Нет, это невозможно. Попросту невозможно. Но у него на руках козыри: уже потрачено столько сил и средств. Можно поторговаться. Припугнуть «страховкой». Он будет молчать, пусть только его оставят в покое.
Ясность решения даже удивила Шовеля. Впрочем, нет, подсознательно он давно уже взбунтовался. Готовое решение просто должно было вызреть.
Первая заповедь Клаузевица: тыл. По счастью, у него теперь было абсолютно надежное убежище, встреча с Микки поистине была даром провидения.
Шовель отделился от стенки набережной и дотронулся до дерева. Покой естества, покой природы. Твердым шагом он поднялся по лестнице. На мосту оглянулся на город: сквозь ночной туман проступал шпиль собора. Ориентир есть, отсюда до Микки минут пять ходьбы, не больше.
Он дошел до улицы Алебард, бегом взобрался до чердачного этажа. Здесь. После звонка очень долгое молчание и наконец голос, такой знакомый:
— Кто тут?
— Ален.
Молчание.
— Это я, Ален. Открой!
Она приоткрыла дверь, загораживая вход.
— Не ждала?
Пусти же меня. Она осталась на месте. Ее лицо всеми силами пыталось сохранить независимое выражение.
— Ты что, не одна? — еще не думая, спросил он.
Но пуля уже вылетела, больно ужалив грудь. Холодное ясное отчаяние, как перед лицом смерти. Он смотрел на нее, словно пытаясь запомнить навсегда. Белый стеганый халатик, который он уже знал, распущенные волосы.
— Значит, не судьба, — быстро прошептал он. — Прощай.
Потом, повернувшись, ринулся вниз, в холод. Неистовая сила несла его вперед. Он бежал, почти не останавливаясь, до улицы Мезанж. Дверь отворилась, едва он прикоснулся к ручке. В передней стоял всклокоченный Норкотт с пистолетом. Длинный глушитель уперся ему прямо в грудь.
— Что случилось, Ален?
Шовель почувствовал, как глупо выглядит вся сцена. Он попытался выжать из себя улыбку.
— Ничего. Все кончено.
Англичанин положил ему на плечо руку и повлек в столовую. Шовель рухнул в кресло. Немедленно возник Ромоло со стаканчиком виски. В глазах его поселилось беспокойство. Шовель залпом выпил, закашлялся.

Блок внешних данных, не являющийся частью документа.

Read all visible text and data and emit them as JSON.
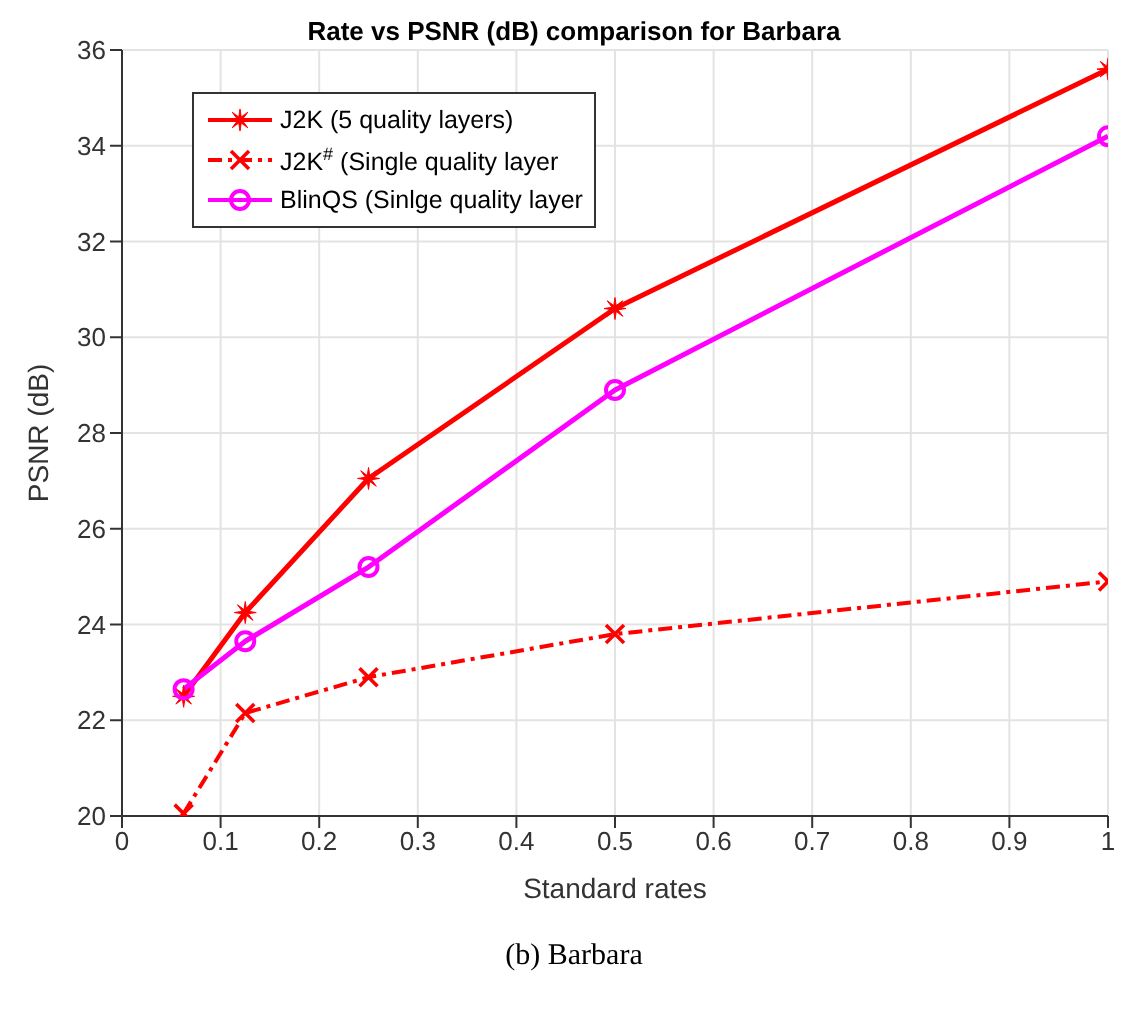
{
  "chart_data": {
    "type": "line",
    "title": "Rate vs PSNR (dB) comparison for Barbara",
    "xlabel": "Standard rates",
    "ylabel": "PSNR (dB)",
    "x": [
      0.0625,
      0.125,
      0.25,
      0.5,
      1
    ],
    "series": [
      {
        "name": "J2K (5 quality layers)",
        "color": "#ff0000",
        "values": [
          22.5,
          24.25,
          27.05,
          30.6,
          35.6
        ],
        "marker": "star",
        "line_style": "solid"
      },
      {
        "name": "J2K$^{#}$ (Single quality layer",
        "color": "#ff0000",
        "values": [
          20.05,
          22.15,
          22.9,
          23.8,
          24.9
        ],
        "marker": "cross",
        "line_style": "dashed"
      },
      {
        "name": "BlinQS (Sinlge quality layer",
        "color": "#ff00ff",
        "values": [
          22.65,
          23.65,
          25.2,
          28.9,
          34.2
        ],
        "marker": "circle",
        "line_style": "solid"
      }
    ],
    "xlim": [
      0,
      1
    ],
    "xticks": [
      0,
      0.1,
      0.2,
      0.3,
      0.4,
      0.5,
      0.6,
      0.7,
      0.8,
      0.9,
      1
    ],
    "ylim": [
      20,
      36
    ],
    "yticks": [
      20,
      22,
      24,
      26,
      28,
      30,
      32,
      34,
      36
    ],
    "grid": true,
    "legend": "top left",
    "annotations": [
      "(b)  Barbara"
    ]
  }
}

— Нет, нет, ничего... Я с вами.
Восемь звонков.
— Мартин Груффе вышел на сцену, — сказал Норкотт, оторвавшись на секунду от чтения русской «Экономической газеты». Он сидел, удобно утонув в кресле, как клубный завсегдатай, обменивающийся репликами с соседями. Шовель искоса наблюдал за ним. Чтобы обмануть нетерпение, он взял со стола карту и проговаривал про себя инструкцию об отходе. Итак: Норкотт подает знак Зибелю выключить радио, проехав мимо него на машине. Резидент возвращается домой и прекращает все контакты. Норкотт включает свой передатчик и едет со скоростью 75 километров в час по шоссе № 83. Я следую за ним с той же скоростью в трех километрах. Если Норкотт замечает, что полиция перекрыла дорогу, он выключает радио. Я сворачиваю на ближайшем перекрестке. Если все спокойно, я проезжаю Кольмар, Руфаш и высаживаю Ромоло с Баумом возле станции Сультцмат, после чего возвращаюсь в Страсбург. Норкотт следует туда же по другой дороге. Норкотт, Норкотт, Норкотт... Каждый раз, произнося в уме это имя, он как будто дергал за обнаженный нерв.

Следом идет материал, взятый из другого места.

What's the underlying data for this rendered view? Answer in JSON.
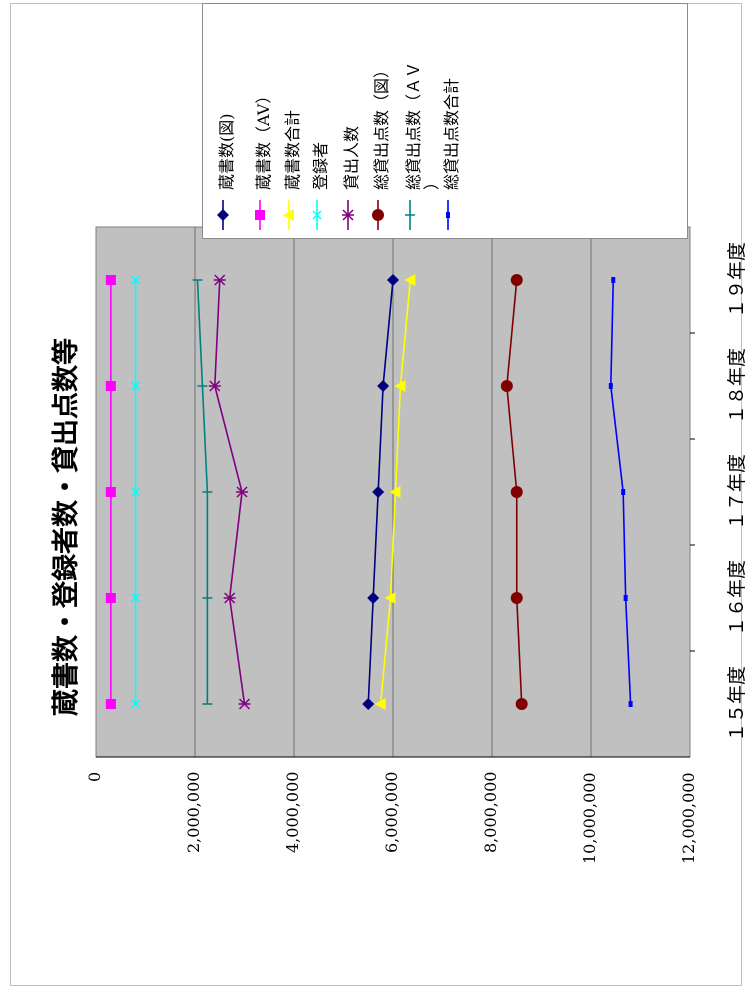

Тишина становилась невыносимой, но говорить не хотелось. Слишком много было говорено ночью после его бесславного возвращения. Надо бы сменить тему.
— Не знаю, хорошо ли оставлять Ромоло одного на станции. Он не знает языка, первый раз на этой линии.

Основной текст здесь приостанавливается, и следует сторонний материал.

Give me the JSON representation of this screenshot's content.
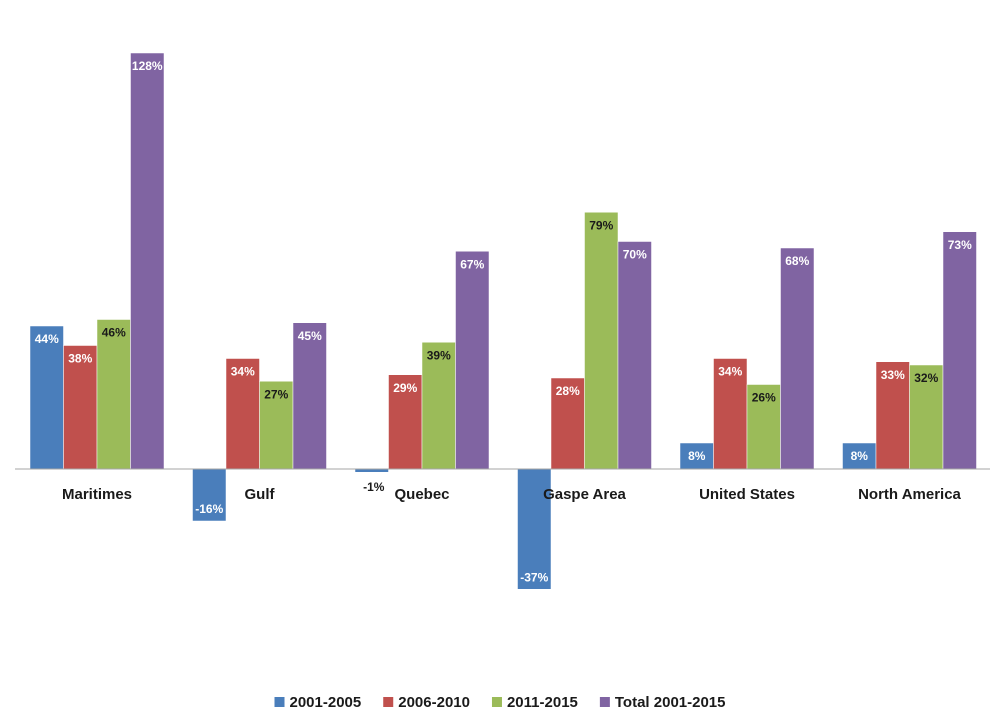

— Не бойтесь, Ромоло прекрасно разберется. Утром он будет у нашего лионского корреспондента, а вечером ляжет спать уже в Милане.
— На таможне могут увидеть его инструменты.
— Естественно, он впишет их в декларацию. У Ромоло профсоюзная карточка, разрешение на работу. Не беспокойтесь, он наделен острым нюхом.
Шовель развел руками: вы шеф, вам и карты в руки.
— Беспокоитесь?
— Я восхищаюсь вашей способностью заглядывать в будущее и пренебрегать фактором неожиданности.
— В познании, равно как и в действии, предвидеть будущее — значит его создавать. Это единственный способ. Все остальное — литература.
— Создавать! Микки провела меня, как последнего коммивояжера из провинции...
Вот. Он не смог удержаться. Казалось, он был готов рычать от ярости.